It’s a good idea–to make it easy for fintech companies to easily connect to consumers banks instead of needing to do the week-long process of verifying small bank deposits. That definitely speeds up the onboarding process for people to try out new apps.
But the tradeoff is always with security and convenience and here it’s so glaring and obvious. What Plaid may provide in convenience it completely undermines in security.
Everything about it is a security design anti-pattern and I’m sure everyone working there knows it. It’s simply a phishing site, no other way around it.
The way Plaid works is that it asks you to enter your bank username and password on a site that is not your bank which they try to make look like one.
From Wikipedia, here is what phishing is:
Phishing is the fraudulent attempt to obtain sensitive information such as usernames, passwords and credit card details by disguising oneself as a trustworthy entity in an electronic communication.
Plaid is disguising their site as your bank’s site to get your password.
Now, it’s important to realize this is the exact same tactic that a fraudulent phishing scammer would use to takeover your account.
They may lure you in with an email or some other link, but eventually take you to an account page that looks exactly like your real account page. And then they will have you enter in your username and password, and then steal those credentials.
Even possibly tech-savvy users of Plaid are being trained to type in their bank credentials into a site that is not their bank. Again, this is violating the first rule of your usernames and passwords, which is don’t share them with anyone else!
Plaid will even intercept your one-time-password or 2FA login number, which again, you should not share. If people get too comfortable sharing this then any attacker can set up a fake login page that also intercepts your 2FA. You can see how that is done here. There are ways for this to be automated:
“They do this by automating the entire process, with a phishing page not only asking a victim for their password, but triggering a 2FA code that is sent to the target’s phone. That code is also phished, and then entered into the legitimate site so the hacker can login and steal the account.”
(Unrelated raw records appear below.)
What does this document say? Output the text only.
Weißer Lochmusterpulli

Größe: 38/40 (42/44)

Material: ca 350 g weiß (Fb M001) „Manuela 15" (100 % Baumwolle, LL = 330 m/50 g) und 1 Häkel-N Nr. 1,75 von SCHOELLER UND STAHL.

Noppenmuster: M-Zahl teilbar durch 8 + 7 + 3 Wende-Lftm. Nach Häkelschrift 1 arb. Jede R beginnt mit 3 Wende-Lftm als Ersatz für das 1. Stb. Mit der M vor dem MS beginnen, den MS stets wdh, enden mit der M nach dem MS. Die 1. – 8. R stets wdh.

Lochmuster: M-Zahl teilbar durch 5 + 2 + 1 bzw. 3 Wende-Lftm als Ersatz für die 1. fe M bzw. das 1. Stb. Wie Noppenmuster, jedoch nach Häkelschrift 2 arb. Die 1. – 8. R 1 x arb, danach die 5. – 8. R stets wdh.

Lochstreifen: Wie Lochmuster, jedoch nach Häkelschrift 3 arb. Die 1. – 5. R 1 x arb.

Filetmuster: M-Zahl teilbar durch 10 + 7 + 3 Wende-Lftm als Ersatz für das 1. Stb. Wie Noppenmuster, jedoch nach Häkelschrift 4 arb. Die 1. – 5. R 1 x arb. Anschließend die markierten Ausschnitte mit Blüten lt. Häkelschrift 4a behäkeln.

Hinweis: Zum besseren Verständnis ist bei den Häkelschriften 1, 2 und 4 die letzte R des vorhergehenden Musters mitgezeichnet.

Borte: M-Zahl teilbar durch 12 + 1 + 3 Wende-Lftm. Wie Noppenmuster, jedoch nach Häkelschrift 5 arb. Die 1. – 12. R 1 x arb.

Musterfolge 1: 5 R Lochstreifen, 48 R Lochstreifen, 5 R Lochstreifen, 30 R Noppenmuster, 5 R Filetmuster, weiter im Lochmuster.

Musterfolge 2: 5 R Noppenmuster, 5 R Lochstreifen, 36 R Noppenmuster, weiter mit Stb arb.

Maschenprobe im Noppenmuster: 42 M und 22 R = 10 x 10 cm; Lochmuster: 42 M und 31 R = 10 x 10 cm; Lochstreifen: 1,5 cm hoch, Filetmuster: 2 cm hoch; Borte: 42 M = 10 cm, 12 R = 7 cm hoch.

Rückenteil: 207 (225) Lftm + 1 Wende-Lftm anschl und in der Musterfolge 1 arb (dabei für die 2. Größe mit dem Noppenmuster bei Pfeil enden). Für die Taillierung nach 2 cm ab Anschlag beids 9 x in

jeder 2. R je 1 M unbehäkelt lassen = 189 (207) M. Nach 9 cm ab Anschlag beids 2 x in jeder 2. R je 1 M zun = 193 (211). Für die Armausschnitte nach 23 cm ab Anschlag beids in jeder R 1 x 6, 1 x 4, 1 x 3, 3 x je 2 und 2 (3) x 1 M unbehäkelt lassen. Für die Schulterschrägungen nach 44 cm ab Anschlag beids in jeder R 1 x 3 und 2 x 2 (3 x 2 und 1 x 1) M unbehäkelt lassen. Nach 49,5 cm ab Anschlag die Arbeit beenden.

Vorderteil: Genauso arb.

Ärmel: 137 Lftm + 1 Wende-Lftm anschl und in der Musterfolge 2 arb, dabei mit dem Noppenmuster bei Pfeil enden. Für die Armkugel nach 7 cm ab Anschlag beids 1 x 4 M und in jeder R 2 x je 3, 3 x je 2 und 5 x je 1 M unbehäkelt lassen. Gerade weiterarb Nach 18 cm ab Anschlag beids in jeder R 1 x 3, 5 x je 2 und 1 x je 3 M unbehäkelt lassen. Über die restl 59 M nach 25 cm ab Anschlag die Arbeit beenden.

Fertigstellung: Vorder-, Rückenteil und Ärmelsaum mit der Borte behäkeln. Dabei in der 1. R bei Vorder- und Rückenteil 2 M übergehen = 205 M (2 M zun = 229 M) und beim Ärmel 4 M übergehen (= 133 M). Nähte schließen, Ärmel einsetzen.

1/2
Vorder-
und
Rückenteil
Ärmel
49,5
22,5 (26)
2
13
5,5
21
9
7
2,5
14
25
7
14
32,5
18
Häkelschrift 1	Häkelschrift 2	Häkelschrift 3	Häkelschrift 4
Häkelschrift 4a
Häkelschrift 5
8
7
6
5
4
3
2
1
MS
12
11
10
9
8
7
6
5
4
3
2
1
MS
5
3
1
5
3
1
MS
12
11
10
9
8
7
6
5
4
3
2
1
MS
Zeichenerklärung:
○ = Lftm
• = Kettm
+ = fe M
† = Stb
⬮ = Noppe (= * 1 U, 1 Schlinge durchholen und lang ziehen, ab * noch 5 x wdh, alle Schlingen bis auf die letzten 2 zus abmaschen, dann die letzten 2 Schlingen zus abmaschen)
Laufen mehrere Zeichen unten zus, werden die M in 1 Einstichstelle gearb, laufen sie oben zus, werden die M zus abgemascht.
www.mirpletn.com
Additionally, Plaid often may be embedded in a way where it is very difficult to verify, even if you trust Plaid. If the url is not visible it could be an attacker posing as a Plaid login page for your bank—but now you may be so used to typing in your bank password that you’ve just given it to someone else. This can be doubly bad on mobile phones where even on legitimate SSO pages (such as a Google login), the url page is blocked so you cannot tell it is Google.
The question from looking at the Wikipedia definition is: is Plaid fraudulent? The user and site are trusting Plaid so that may be different; but they are disguising their site (Plaid login) as your banks login. Again, people have fallen for scams that are much more obvious.
So while it may be a nice fintech utility, it’s not a replacement for APIs, and it really is a security nightmare. In so many cases the security issue is one of user behavior and social engineering, of moving too fast or accidentally doing the wrong thing. In this case the real issue isn’t if Plaid’s infrastructure itself is secure or they are trusted enough to get your bank credentials. That’s an issue too. But the real issue is that users are getting used to typing their bank passwords on sites that look like their bank that are not their bank. It’s pretty easy to see how this can go wrong.
Also it’s not clear if Plaid using passwords within this way is within the terms of service for the banks and the bank users.
I wonder what the security team at Plaid thinks. They obviously know this. I wonder if they type their own bank passwords into Plaid, or have multiple bank accounts. Or how those passwords are stored. Even Facebook stored passwords in plaintext for years. Even if you know all of this you can be tired and accidentally type your password into a fake site.
So even if Plaid is a trusted and valuable company, it’s still phishing. It’s asking for your username and password for a site that impersonates your bank. I think people need to be careful here.
Thanks for this – still relevant today.